Unfortunately with regard to climate change, while insiders thought they had a bargain emerging, the foundation for reform was being ripped away. Ultraconservatives may not understand climate science, but they better understood the fundamentals of our decentralized and impediment- filled legislative process. Right wing foundations and ultraconservative billionaires had been funding “climate science” studies designed to manufacture uncertainty. Key segments of the media picked up on and reinforced this sense of uncertainty. But most fundamentally, the emergence of the Tea Party created a fertile field for climate science denial. Its members were if anything even more opposed to carbon regulation than to health care reform. And they were willing to put their votes where their mouths were. Given the relatively low turnout in most primary elections, these activists knocked off several high profile Republican moderates. Though some of these Tea Party members subsequently lost in the general election, the message was clear: Vote for any climate change legislation and you invite a well financed primary challenge from the virulent right. A bipartisan compromise with the current Republican crop is thus impossible. “Today’s Republican leaders cater to extreme anti-tax and anti-environmental forces in their party.”

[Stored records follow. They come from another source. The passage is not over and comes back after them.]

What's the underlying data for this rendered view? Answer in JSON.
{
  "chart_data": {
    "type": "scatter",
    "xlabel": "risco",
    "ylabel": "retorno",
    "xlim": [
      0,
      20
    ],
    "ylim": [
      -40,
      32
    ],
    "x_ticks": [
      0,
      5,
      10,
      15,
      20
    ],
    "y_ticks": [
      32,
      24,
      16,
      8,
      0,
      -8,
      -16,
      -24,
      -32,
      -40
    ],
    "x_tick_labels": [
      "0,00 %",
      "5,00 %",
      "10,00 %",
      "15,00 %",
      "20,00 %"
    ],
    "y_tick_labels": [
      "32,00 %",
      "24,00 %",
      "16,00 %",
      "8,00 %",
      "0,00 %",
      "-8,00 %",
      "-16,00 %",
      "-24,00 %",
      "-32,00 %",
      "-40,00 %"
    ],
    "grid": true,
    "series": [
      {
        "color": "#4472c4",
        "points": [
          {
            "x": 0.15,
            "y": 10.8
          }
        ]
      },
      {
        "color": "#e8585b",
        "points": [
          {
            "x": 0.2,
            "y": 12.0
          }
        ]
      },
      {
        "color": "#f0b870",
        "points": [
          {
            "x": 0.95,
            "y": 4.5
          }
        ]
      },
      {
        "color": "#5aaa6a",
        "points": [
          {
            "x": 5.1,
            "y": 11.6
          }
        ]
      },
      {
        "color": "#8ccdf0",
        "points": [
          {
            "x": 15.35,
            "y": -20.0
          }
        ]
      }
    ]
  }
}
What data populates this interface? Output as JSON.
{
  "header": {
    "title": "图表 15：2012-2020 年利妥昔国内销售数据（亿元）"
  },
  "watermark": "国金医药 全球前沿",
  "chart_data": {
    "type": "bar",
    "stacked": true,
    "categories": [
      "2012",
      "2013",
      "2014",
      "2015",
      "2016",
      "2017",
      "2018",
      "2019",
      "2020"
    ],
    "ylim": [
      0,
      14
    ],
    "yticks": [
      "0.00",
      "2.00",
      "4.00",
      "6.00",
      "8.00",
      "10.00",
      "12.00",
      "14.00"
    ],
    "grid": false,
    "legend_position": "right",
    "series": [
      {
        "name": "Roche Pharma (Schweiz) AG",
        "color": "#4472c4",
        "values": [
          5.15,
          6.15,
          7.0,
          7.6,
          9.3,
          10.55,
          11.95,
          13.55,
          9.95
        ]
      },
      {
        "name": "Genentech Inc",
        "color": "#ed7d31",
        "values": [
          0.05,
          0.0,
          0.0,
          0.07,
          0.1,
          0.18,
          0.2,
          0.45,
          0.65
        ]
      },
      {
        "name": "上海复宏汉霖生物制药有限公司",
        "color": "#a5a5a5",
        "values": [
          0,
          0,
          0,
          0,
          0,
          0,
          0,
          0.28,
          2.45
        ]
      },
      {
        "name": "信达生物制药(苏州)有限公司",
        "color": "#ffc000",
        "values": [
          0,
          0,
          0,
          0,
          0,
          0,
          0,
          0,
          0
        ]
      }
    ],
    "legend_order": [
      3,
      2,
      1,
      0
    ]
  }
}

Mainstream environmentalists and moderate business leaders were unprepared for such a challenge. Part of the problem lay in their attitude to the electorate. The public, Skocpol argues, “is seen as a kind of background chorus that, hopefully, will sing on key.” Experts use focus groups and well- tuned phrases to get the public to make the right answer on vaguely worded questions. This hardly constitutes an answer to the strident charges of job loss being continually mounted by the other side.
Skocpol quite properly calls for a new climate politics, both along policy lines and strategy. She cites approvingly a “cap and dividend” proposal by Maria Cantwell (D-Wash.) and Susan Collins (R-Maine) that would impose a carbon tax but then use the proceeds to return as checks to each family. Under the initial proposal each family would receive about $1,100. Since this sum would especially benefit low and moderate income families, its distributive thrust is progressive. In addition it offers something more specific and tangible than vague promises of green jobs, necessary as these also are. It thus could become the sort of initiative around which unions, social justice advocates, and environmentalists could organize and hold their own D.C. representatives to. Local environmental organizations could also encourage more affluent members to donate their rebates to various environmental causes. It thus offers some prospect of bridging the local/national chasm that has often bugged the environmental movement.
Skocpol is surely right that green technologies without accompanying curbs on carbon use and subsidies are unlikely to take off for many years. We cannot avert our eyes from this target. Yet given how pressing the need is, how long can and must we wait for Congressional action? Though Republican extremists would be likely to make gains in the generally low turnout off year elections, perhaps the increasing understanding of our environmental situation can evoke more grass roots organization to reshape Congress.
Operations like 350.org, with their emphasis on nonviolent civil disobedience are also crucial. Even without federal laws state initiatives can block or even close many noxious polluters. It may be possible today to extend the left edge of the possible and force Congress and environmental elites to meet their planetary responsibilities more fully and swiftly. The recent decision by the Sierra Club to embrace and support nonviolent civil disobedience is a positive step. As Michael Brune, Sierra Club executive director points out in a recent interview for Grist, “Civil disobedience can highlight the urgency of a particular injustice and can increase the profile of a particular problem…. But I would also say: Rarely is it effective if we’re not also employing every other means of social change, whether it’s creative communications, engaging with artists and entertainers, or classic organizing, phone banking, doing stuff online. If we think the only thing missing is civil disobedience, then we’re probably kidding ourselves, because there’s a lot of straight-up hard work to be done to make sure that we’re effective.”